"Tabakat" adlı eserinde İbn Sa'd, Ömer b. Abdülaziz hakkında
zikrettiğine göre; o, minbere çıkıp hutbe vermeye koyulduğu zaman kendi nefsi
hakkında gösterişe girer korkusuyla hutbeyi kısa keserdi. Yine gösterişe girer korkusuyla yazdığı mektubu
yırtar ve "Ey Allah'ım! Nefsimin şerrinden sana sığınırım." derdi."
Şunu bil ki:
- Kul bir işe ya da bir söze
başladığı zaman onda Allah'ın kendisine nasip ettiğini,
- Bunu kendisine muvaffak kılanın
Allah olduğunu,
- O'ndan olup, kendi nefsinden
olmadığını,
- Kendi bilgisi ve düşüncesinden
kaynaklanmadığını,
-
Kendi güç ve kudretinden
olmadığını;
- Bilakis
kendisine dil, kalp, göz ve kulağı yaratan Allah tarafından olduğunu bilmesi
lâzım. Kuşkusuz kendisine bunları nasip eden, ona söz ve fiillerini de nasip
etmiştir.
Şayet bu, o kimsenin mülahazasından ve kalbinin bakışından
kaybolmaz ise, o zaman, asıl olarak nefsin riyası, Rabbinin minnetinden,
yardımından ve gözetmesinden mahrum olması mânasına da gelen "ucb" / kendini beğenme
onda bulunmayacaktır.

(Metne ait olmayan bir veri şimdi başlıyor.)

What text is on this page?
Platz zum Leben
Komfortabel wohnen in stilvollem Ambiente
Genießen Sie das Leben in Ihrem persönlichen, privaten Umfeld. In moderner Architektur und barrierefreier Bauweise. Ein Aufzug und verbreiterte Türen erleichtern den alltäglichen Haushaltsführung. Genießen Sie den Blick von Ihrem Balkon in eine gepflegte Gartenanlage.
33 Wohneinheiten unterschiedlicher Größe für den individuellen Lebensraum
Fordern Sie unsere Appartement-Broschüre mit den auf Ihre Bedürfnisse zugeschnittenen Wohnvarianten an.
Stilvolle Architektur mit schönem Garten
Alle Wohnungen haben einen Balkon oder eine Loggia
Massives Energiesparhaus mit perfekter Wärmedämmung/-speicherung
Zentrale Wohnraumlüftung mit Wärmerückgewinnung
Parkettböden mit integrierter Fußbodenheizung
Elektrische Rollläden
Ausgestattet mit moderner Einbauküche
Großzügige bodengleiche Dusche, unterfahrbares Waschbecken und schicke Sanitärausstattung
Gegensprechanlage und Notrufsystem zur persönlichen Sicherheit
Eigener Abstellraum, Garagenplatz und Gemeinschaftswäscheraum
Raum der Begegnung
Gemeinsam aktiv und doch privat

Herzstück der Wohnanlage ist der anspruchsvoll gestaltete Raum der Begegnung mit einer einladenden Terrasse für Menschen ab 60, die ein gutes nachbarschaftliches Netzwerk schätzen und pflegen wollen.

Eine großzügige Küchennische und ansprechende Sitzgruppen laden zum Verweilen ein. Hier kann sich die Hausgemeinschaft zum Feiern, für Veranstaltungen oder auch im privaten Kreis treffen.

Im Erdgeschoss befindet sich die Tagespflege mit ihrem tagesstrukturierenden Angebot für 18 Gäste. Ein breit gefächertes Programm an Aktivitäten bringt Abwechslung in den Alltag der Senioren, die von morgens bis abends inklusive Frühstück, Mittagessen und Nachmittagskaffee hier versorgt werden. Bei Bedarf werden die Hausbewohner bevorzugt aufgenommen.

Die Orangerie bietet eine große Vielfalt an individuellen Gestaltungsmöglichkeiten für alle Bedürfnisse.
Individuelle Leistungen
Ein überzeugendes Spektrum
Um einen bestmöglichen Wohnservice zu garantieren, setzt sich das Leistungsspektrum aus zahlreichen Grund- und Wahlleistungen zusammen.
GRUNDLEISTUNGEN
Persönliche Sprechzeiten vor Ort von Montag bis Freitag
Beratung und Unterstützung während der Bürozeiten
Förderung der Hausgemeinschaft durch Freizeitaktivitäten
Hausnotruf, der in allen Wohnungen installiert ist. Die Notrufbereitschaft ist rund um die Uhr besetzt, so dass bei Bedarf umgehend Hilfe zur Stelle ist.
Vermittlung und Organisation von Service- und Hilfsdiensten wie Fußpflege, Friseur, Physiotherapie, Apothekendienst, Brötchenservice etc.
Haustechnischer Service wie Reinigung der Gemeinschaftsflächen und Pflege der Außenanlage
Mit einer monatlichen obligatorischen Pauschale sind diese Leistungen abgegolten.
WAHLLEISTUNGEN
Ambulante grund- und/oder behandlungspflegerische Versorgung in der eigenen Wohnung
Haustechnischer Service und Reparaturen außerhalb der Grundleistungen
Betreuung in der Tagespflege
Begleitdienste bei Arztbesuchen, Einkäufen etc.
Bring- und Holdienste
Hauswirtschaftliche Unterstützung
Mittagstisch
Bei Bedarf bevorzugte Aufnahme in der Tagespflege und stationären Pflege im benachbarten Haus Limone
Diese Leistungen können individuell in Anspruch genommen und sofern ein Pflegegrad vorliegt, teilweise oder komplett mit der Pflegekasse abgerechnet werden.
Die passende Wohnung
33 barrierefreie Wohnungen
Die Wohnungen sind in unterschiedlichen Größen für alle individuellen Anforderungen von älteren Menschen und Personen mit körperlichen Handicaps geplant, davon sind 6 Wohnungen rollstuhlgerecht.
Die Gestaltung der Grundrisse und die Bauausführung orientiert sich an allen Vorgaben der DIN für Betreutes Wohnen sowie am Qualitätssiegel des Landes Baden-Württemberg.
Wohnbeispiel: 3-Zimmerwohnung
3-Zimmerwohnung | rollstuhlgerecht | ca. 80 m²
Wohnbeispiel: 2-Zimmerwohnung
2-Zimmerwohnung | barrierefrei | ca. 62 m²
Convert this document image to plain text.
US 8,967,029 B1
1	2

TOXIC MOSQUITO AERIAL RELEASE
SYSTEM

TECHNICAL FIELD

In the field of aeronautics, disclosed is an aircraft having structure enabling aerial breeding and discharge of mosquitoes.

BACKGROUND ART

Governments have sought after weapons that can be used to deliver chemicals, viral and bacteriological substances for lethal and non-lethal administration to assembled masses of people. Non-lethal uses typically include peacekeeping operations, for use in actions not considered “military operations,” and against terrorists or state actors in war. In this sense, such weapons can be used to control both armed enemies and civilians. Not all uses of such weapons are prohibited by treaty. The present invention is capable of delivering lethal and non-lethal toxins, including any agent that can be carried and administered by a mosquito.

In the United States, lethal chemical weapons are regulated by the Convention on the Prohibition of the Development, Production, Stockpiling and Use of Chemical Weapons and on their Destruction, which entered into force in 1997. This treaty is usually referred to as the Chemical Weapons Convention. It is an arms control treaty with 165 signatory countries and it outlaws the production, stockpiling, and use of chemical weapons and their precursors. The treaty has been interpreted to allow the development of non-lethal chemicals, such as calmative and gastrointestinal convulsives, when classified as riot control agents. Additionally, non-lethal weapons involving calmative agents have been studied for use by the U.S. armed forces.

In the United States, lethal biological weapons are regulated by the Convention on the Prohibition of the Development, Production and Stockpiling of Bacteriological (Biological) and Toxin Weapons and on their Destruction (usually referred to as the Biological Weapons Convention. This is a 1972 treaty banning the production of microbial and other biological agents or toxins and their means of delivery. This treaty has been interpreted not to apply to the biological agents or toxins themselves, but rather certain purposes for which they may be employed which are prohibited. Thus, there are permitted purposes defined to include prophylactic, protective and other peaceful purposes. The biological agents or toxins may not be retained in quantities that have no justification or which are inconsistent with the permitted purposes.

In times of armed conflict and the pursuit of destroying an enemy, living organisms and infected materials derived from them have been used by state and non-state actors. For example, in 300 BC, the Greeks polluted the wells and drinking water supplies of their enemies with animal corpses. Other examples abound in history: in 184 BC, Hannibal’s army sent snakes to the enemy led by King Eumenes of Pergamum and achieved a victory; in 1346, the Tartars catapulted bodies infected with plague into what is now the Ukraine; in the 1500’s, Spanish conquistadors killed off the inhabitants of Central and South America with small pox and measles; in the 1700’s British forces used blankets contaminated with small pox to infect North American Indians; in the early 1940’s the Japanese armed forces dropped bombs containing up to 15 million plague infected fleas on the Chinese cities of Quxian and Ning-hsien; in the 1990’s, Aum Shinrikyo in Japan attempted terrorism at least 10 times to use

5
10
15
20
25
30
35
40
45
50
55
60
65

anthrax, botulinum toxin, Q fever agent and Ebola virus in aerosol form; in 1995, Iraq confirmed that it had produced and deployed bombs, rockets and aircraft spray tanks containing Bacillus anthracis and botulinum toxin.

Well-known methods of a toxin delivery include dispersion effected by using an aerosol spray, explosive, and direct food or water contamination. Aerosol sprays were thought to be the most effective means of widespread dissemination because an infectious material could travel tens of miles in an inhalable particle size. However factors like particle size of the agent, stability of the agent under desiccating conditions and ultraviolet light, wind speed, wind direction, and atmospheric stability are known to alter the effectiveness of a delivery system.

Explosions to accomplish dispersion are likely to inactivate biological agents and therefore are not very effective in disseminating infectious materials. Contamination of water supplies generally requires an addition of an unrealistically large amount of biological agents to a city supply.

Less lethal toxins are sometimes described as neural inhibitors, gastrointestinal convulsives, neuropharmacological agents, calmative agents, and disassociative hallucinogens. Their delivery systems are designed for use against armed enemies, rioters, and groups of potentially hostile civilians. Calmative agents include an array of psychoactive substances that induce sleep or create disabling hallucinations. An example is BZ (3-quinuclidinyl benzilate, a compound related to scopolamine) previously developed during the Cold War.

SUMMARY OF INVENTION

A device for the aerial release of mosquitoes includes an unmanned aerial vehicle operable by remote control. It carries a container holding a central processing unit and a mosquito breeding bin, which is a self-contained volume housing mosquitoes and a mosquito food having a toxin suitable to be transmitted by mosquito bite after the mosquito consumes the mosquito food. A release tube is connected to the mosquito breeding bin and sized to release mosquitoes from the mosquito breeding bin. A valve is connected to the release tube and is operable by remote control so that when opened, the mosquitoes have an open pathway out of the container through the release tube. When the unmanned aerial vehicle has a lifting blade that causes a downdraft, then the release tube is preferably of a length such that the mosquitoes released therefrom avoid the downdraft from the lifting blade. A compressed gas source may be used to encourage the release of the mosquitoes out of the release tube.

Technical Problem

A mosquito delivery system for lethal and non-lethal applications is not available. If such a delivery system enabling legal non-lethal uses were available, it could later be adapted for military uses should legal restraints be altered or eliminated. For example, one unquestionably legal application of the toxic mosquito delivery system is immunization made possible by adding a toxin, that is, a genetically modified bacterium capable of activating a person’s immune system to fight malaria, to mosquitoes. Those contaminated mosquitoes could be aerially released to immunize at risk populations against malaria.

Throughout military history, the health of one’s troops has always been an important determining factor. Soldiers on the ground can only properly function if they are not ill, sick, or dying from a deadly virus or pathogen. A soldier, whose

Ancak bu, o kimsenin mülahazasından o takdirde "ucb" meydana
gelir ve hem söz ve hem de amelleri ifsad eder. Bazen kendisiyle tamamı arasına
girer. Bazen de kendisi "ucbu" kesmeye çalışır ki, minnet ve yardımdan mahrum
olmayana dek bu onun için bir rahmet olur. Bazen de tamamıyle "ucba" duçar olur
ki, bu meydana geldiği zaman hiçbir ürün elde etmez. Eğer ürünü olsa bile hiçbir
gayesi olmayan ve elde edeceği hiçbir yararı bulunmayan zayıf bir ürünü olur.
Bazen de bu öyle bir hâle bürünür ki, o ürünün zararı yararından daha büyük
olur. Başarı, yardım, minnet, yardım olunma konularının kendisi hakkında meydana
gelmesiyle ve nefsinde riyanın ortaya çıkmasıyla o kimsede birçok mefsedet ve
zarar baş gösterir.
İşte bu konudan hareketle anlıyoruz ki, Allah (c.c.) kulunun
sözlerini ve amellerini ıslah eder, yüceltir ya da o kimse için bunları ifsad
eder yahut ondan kısar.
Kuşkusuz kendini beğenmişlik gibi, amelleri yok eden bir
şey yoktur. Allah (c.c.) kulu hakkında hayır dilerse, bütün söz ve fiillerinde
minnetini, başarısını ve yardımını ona şahit yapar. O da kendini beğenmez olur.
Sonra kulun kusurlarını ona gösterir ve kul da bunları Allah için sevmez ve
bunun üzerine onlardan dolayı Allahu Teâlâ'ya tevbe eder, O'ndan mağfiret diler ve bunlar varken sevap almaktan da haya eder.
Şayet Allah (c.c.) bunları o kula şahit kılmazsa ve
bunları ona göstermezse, o
takdir de kul bu iş konusunda bizzat kendi nefsini razı ve eksiksiz olarak
görür. Ancak onun bu işi ve ameli, o kulu, kabul edilme, razı olma ve sevgi
makamına götürmeyecektir.
Dolayısıyla arif olan bir
kimse: Allah'ın minnet, yardım ve
başarı vermesine şahit olarak kendi nefsinin acizliğini itiraf ederek, tam
anlamıyla Allah'ın hakkını yerine getiremediğinden utanır. Bu hâlde ancak
Allah'ın vechi için amelde bulunur ve işe koyulur.
Cahil bir kimse ise,
Rabbinden başarı istemeden, kendi nefsi ve kendi isteği doğrultusunda hevasına
ve görüşlerine bakarak ve bunlardan memnun olarak amel ve iş işler.